Scritto da , 16 settembre 2015

CAVA DE’ TIRRENI. “Questi tour de force vanno preparati sicuramente sul piano fisico, ma maggiormente sul piano mentale. La vittoria di domenica ci ha sicuramente caricati, è stato un carburante di motivazioni. Siamo tornati stanchi dalla Sicilia, ma abbiamo smaltito bene la fatica. In questi casi, vince chi ha più motivazioni. La Palmese ha un’ottima ossatura e viaggia sull’entusiasmo che hanno tutte le neopromosse. Abbiamo rispetto per tutte le nostre avversarie, ma in campo proveremo comunque a imporre il nostro gioco con volontà e corsa.”.  Queste le dichiarazioni del tecnico della Cavese, Emilio Longo in vista del match odierno contro la Palmese sul neutro di Mugnano. A disposizione tornerà il capitano Claudio De Rosa: “Claudio è un elemento fondamentale per questa squadra, ma chi ha giocato finora ha offerto ottime prestazioni”. Ha firmato, infatti, Maurizio Maraucci.

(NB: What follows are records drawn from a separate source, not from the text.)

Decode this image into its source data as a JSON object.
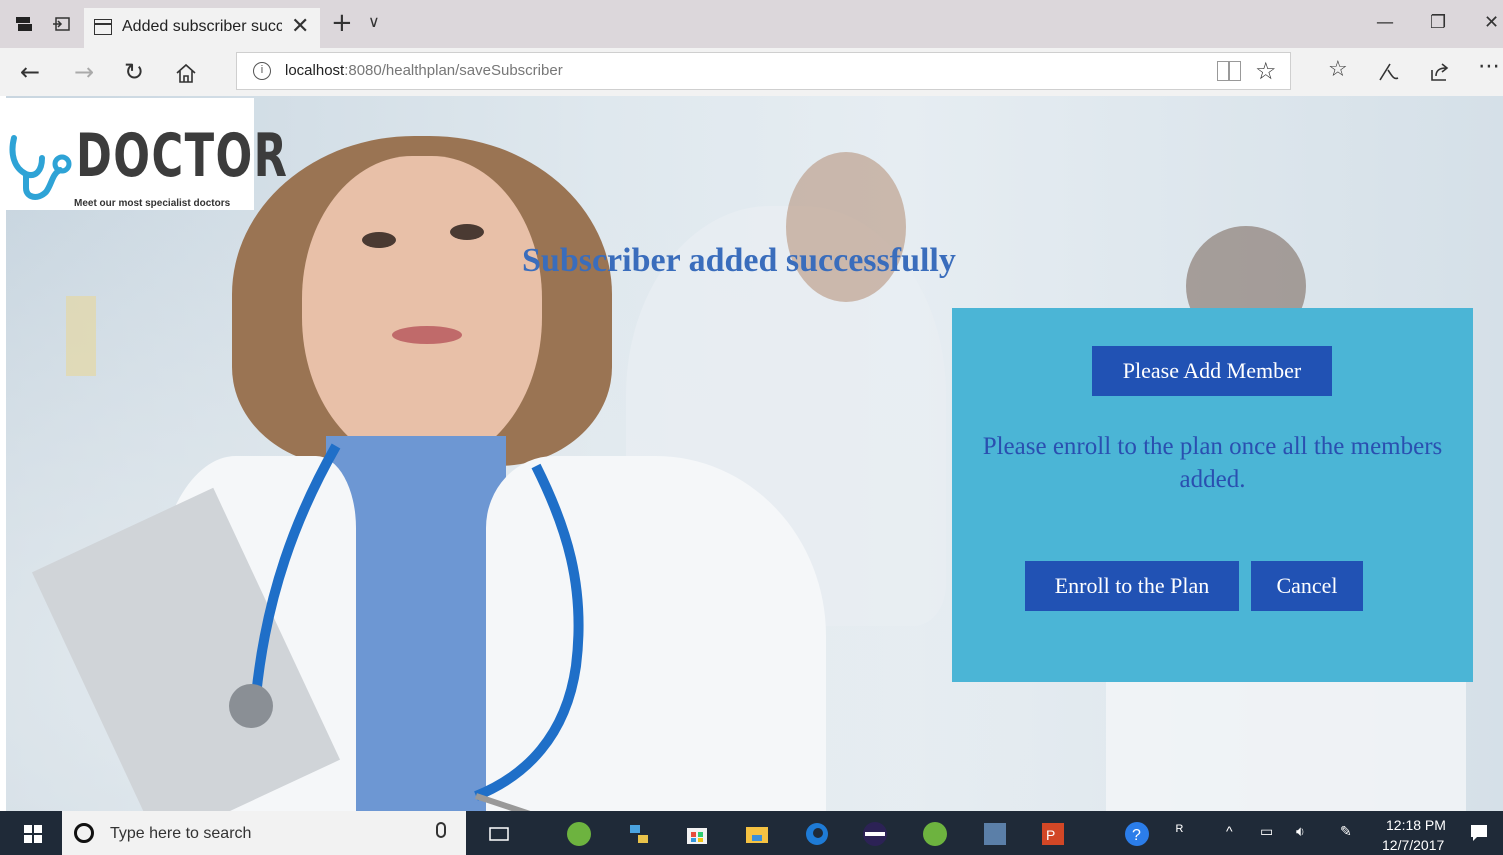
{
  "browser": {
    "tab_title": "Added subscriber succe",
    "tab_close": "✕",
    "new_tab": "+",
    "tab_menu": "∨",
    "url_host": "localhost",
    "url_rest": ":8080/healthplan/saveSubscriber",
    "info": "i"
  },
  "page": {
    "logo_text": "DOCTOR",
    "logo_tagline": "Meet our most specialist doctors",
    "success_message": "Subscriber added successfully",
    "add_member_button": "Please Add Member",
    "enroll_note": "Please enroll to the plan once all the members added.",
    "enroll_button": "Enroll to the Plan",
    "cancel_button": "Cancel"
  },
  "taskbar": {
    "search_placeholder": "Type here to search",
    "time": "12:18 PM",
    "date": "12/7/2017"
  },
  "colors": {
    "panel": "#4bb5d6",
    "button": "#2152b4",
    "heading": "#3a6dbc"
  }
}
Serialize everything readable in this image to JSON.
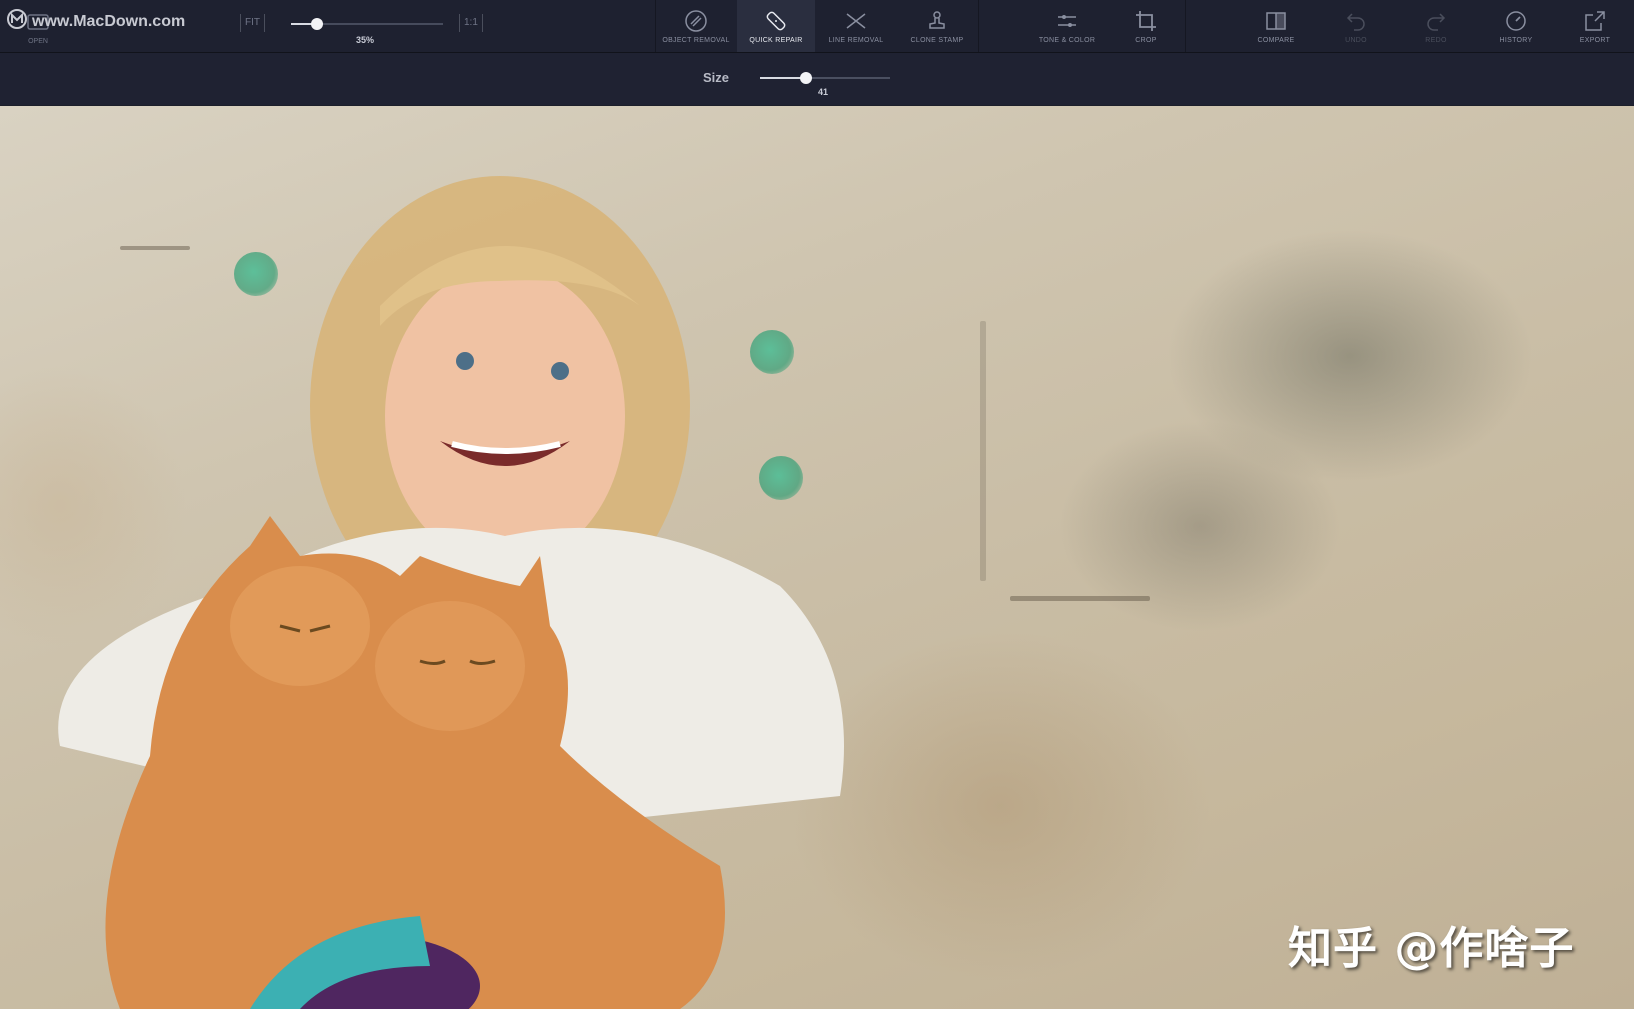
{
  "watermark": {
    "text": "www.MacDown.com"
  },
  "toolbar": {
    "open_label": "OPEN",
    "fit_label": "FIT",
    "one_to_one_label": "1:1",
    "zoom_value": "35%",
    "zoom_fraction": 0.17,
    "tools": [
      {
        "label": "OBJECT REMOVAL",
        "icon": "object-removal-icon",
        "state": "normal"
      },
      {
        "label": "QUICK REPAIR",
        "icon": "bandage-icon",
        "state": "active"
      },
      {
        "label": "LINE REMOVAL",
        "icon": "line-removal-icon",
        "state": "normal"
      },
      {
        "label": "CLONE STAMP",
        "icon": "stamp-icon",
        "state": "normal"
      },
      {
        "label": "TONE & COLOR",
        "icon": "sliders-icon",
        "state": "normal"
      },
      {
        "label": "CROP",
        "icon": "crop-icon",
        "state": "normal"
      },
      {
        "label": "COMPARE",
        "icon": "compare-icon",
        "state": "normal"
      },
      {
        "label": "UNDO",
        "icon": "undo-icon",
        "state": "disabled"
      },
      {
        "label": "REDO",
        "icon": "redo-icon",
        "state": "disabled"
      },
      {
        "label": "HISTORY",
        "icon": "history-icon",
        "state": "normal"
      },
      {
        "label": "EXPORT",
        "icon": "export-icon",
        "state": "normal"
      }
    ]
  },
  "subbar": {
    "size_label": "Size",
    "size_value": "41",
    "size_fraction": 0.35
  },
  "canvas": {
    "repair_marks": 3
  },
  "zh_watermark": "知乎 @作啥子",
  "colors": {
    "toolbar_bg": "#1e2130",
    "repair_mark": "#4fbf96"
  }
}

Trentuno anni compiuti lo scorso 15 aprile, il nuovo aquilotto porta con sé a Cava de’ Tirreni un enorme bagaglio di esperienza in Serie D,  a partire dalla lunga militanza tra le fila del Sorrento, culminata con la doppia promozione dall’Interregionale alla Serie C1 dal 2005-2006 al 2007-2008. Ancora “pro” con le maglie di Aversa Normanna e Pro Patria, con la gioia dell’esordio in Serie B tra le fila del Grosseto nell’annata 2009-2010. In seguito, ancora tanta Serie D con Viribus Unitis, Bacoli Sibilla, Pomigliano, Sarnese e Vico Equense, prima di una doppia parentesi nella scorsa annata: avvio di stagione alla Battipagliese, con 14 presenze e 2 reti, prima del trasferimento all’Akragas culminato con la promozione in Lega Pro. La Lega Nazionale Dilettanti  ha acconsentito alla richiesta della Cavese di osservare 1’ di raccoglimento in occasione della gara casalinga contro la Usd Palmese 1912, in memoria del compianto giudice Alfonso Lamberti, uomo di legge tra l’altro molto apprezzato anche come giurista sportivo, papà della piccola Simonetta, vittima innocente della camorra alla quale è intitolato lo stadio di Cava de’ Tirreni.